Having a choice of products is becoming increasingly important, particularly for the larger players. “We find that you need a suite of products to offer investors,” says Anson. “For example, we may present one fund to investors, but they then commit to a different strategy. If you don’t have what investors are looking for at a particular point in time, then you risk losing out.”
As a result, some of the specialist funds of funds might be an attractive add-on for some funds of funds groups. “Funds of funds need to be acutely aware of what LPs are looking for,” says Anson. “We recently established a senior loan operation because we could see that investors were looking for yield. But you do need to hire or buy-in dedicated expertise to launch different products. You also need to tread the line between offering a number of products while not straying out of your comfort zone.”
Regulatory change is another key driver for consolidation (see p. 32). “A big consideration will be the AIFMD as it will cause managers to incur additional costs,” says Currie. “In the UK, we have always had to be regulated and hold regulatory capital. Yet that’s not the case in some other EU markets and so the players there will find that they have to recapitalise their business and bring in additional people. I can see that some of them may look to link up with others as a result.”
Banking regulations could also cause some fund managers to come out of the woodwork as the pressure to hold regulatory capital mounts. “There are banks and other financial institutions that face regulatory constraints on their underlying capital,” says Jaeggi. “It may be that a number of captives come on to the market over the coming years instead of spinning them out.”

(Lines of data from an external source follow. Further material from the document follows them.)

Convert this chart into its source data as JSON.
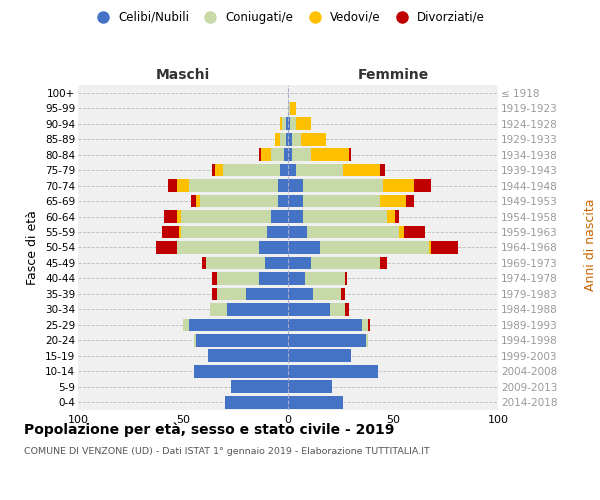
{
  "age_groups": [
    "0-4",
    "5-9",
    "10-14",
    "15-19",
    "20-24",
    "25-29",
    "30-34",
    "35-39",
    "40-44",
    "45-49",
    "50-54",
    "55-59",
    "60-64",
    "65-69",
    "70-74",
    "75-79",
    "80-84",
    "85-89",
    "90-94",
    "95-99",
    "100+"
  ],
  "birth_years": [
    "2014-2018",
    "2009-2013",
    "2004-2008",
    "1999-2003",
    "1994-1998",
    "1989-1993",
    "1984-1988",
    "1979-1983",
    "1974-1978",
    "1969-1973",
    "1964-1968",
    "1959-1963",
    "1954-1958",
    "1949-1953",
    "1944-1948",
    "1939-1943",
    "1934-1938",
    "1929-1933",
    "1924-1928",
    "1919-1923",
    "≤ 1918"
  ],
  "males_celibe": [
    30,
    27,
    45,
    38,
    44,
    47,
    29,
    20,
    14,
    11,
    14,
    10,
    8,
    5,
    5,
    4,
    2,
    1,
    1,
    0,
    0
  ],
  "males_coniugato": [
    0,
    0,
    0,
    0,
    1,
    3,
    8,
    14,
    20,
    28,
    39,
    41,
    43,
    37,
    42,
    27,
    6,
    3,
    2,
    0,
    0
  ],
  "males_vedovo": [
    0,
    0,
    0,
    0,
    0,
    0,
    0,
    0,
    0,
    0,
    0,
    1,
    2,
    2,
    6,
    4,
    5,
    2,
    1,
    0,
    0
  ],
  "males_divorziato": [
    0,
    0,
    0,
    0,
    0,
    0,
    0,
    2,
    2,
    2,
    10,
    8,
    6,
    2,
    4,
    1,
    1,
    0,
    0,
    0,
    0
  ],
  "females_nubile": [
    26,
    21,
    43,
    30,
    37,
    35,
    20,
    12,
    8,
    11,
    15,
    9,
    7,
    7,
    7,
    4,
    2,
    2,
    1,
    0,
    0
  ],
  "females_coniugata": [
    0,
    0,
    0,
    0,
    1,
    3,
    7,
    13,
    19,
    33,
    52,
    44,
    40,
    37,
    38,
    22,
    9,
    4,
    3,
    1,
    0
  ],
  "females_vedova": [
    0,
    0,
    0,
    0,
    0,
    0,
    0,
    0,
    0,
    0,
    1,
    2,
    4,
    12,
    15,
    18,
    18,
    12,
    7,
    3,
    0
  ],
  "females_divorziata": [
    0,
    0,
    0,
    0,
    0,
    1,
    2,
    2,
    1,
    3,
    13,
    10,
    2,
    4,
    8,
    2,
    1,
    0,
    0,
    0,
    0
  ],
  "color_celibe": "#4472c4",
  "color_coniugato": "#c8d9a8",
  "color_vedovo": "#ffc000",
  "color_divorziato": "#c00000",
  "legend_labels": [
    "Celibi/Nubili",
    "Coniugati/e",
    "Vedovi/e",
    "Divorziati/e"
  ],
  "title": "Popolazione per età, sesso e stato civile - 2019",
  "subtitle": "COMUNE DI VENZONE (UD) - Dati ISTAT 1° gennaio 2019 - Elaborazione TUTTITALIA.IT",
  "label_maschi": "Maschi",
  "label_femmine": "Femmine",
  "ylabel_left": "Fasce di età",
  "ylabel_right": "Anni di nascita",
  "xlim": 100,
  "bg_color": "#ffffff",
  "plot_bg": "#f0f0f0",
  "grid_color": "#cccccc"
}
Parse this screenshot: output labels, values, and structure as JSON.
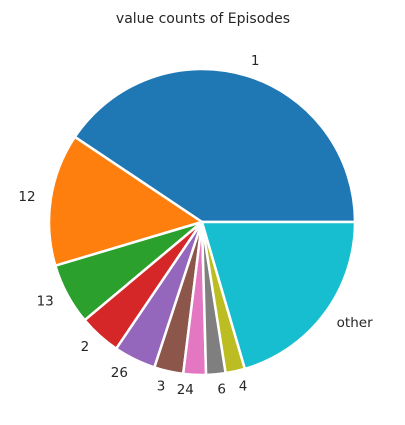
{
  "chart_data": {
    "type": "pie",
    "title": "value counts of Episodes",
    "categories": [
      "1",
      "12",
      "13",
      "2",
      "26",
      "3",
      "24",
      "6",
      "4",
      "other"
    ],
    "values": [
      119,
      41,
      19,
      13,
      13,
      9,
      7,
      6,
      6,
      60
    ],
    "colors": [
      "#1f77b4",
      "#ff7f0e",
      "#2ca02c",
      "#d62728",
      "#9467bd",
      "#8c564b",
      "#e377c2",
      "#7f7f7f",
      "#bcbd22",
      "#17becf"
    ],
    "start_angle_deg": 0,
    "direction": "counterclockwise"
  }
}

Clearly, there are a number of forces that may drive consolidation in the fund of funds market. Some may be forced by economic considerations; others by LPs’ changing appetites. Either way, the industry will look quite different in 10 years from the way it does today.
“The question is: who will be the large investment banks of the future?” asks Jaeggi. “Now that you’ve seen Carlyle take over AlpInvest and other asset managers such as BlackRock increase their interest in private equity, we could see the emergence of multi-asset managers that offer a variety of products. These will look very much like the investment banks of the past.”